自らの手首を眺めるように伏せられていた坪井の瞳が、再び真衣香を捉えた。震える息遣い、それをただ見守るしかできないなんて。

「俺は……本人じゃないからあくまで予想だけど、自傷行為って死ぬことよりも現状打破が目的なことが多いんだってね。だから明らかに俺に何とかして欲しがってたんだよ、あの子」

真衣香は返す言葉を考える余裕もなく、坪井を見つめていた。こんな時に何の言葉も浮かんでこない情けなさばかりが渦巻き、強く両眉を寄せる。

「そんなの”今”考えればすぐわかるんだ。でもあの頃は短絡的に、その行為がイコール”死”に直結したし、人が死ぬって事実が身近だったからかな。血とか連想するもの見るのも嫌だった」
「ひ、人が死ぬことが身近って……?」

坪井は中学の頃の話と言った。真衣香はその頃の自分を思い返すけれど、小さないざこざはもちろんあったが誰かの死など、触れずに過ごしていたと思う。

しかし坪井は、当たり前のことのように頷いて「そう、俺の母親。病気だった」と、答えた。
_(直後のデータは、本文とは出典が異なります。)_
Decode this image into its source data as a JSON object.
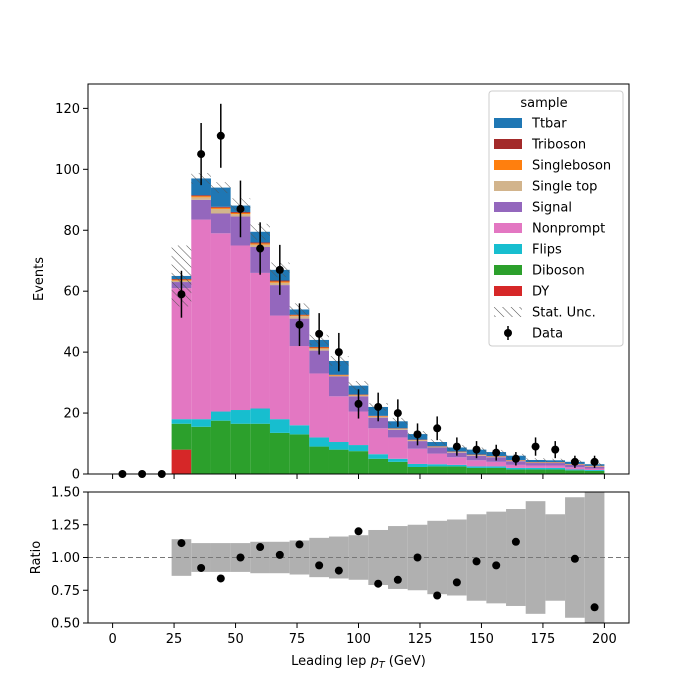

「これも”今”なら、考えるまでもなくわかるんだよ。関係ないんだ。確かに当時母親は余命も伝えられてて危なかったし、でも彼女のことと母親のことって全く別問題」
「今……なら」
「うん、全部"今"ならわかる」

真衣香が坪井の言葉を繰り返すと、彼もまた強調するように"今なら"と噛み締めるよう、口にした。そして、何かを思い返すように瞳が揺れ動き、またゆっくりと話し始める。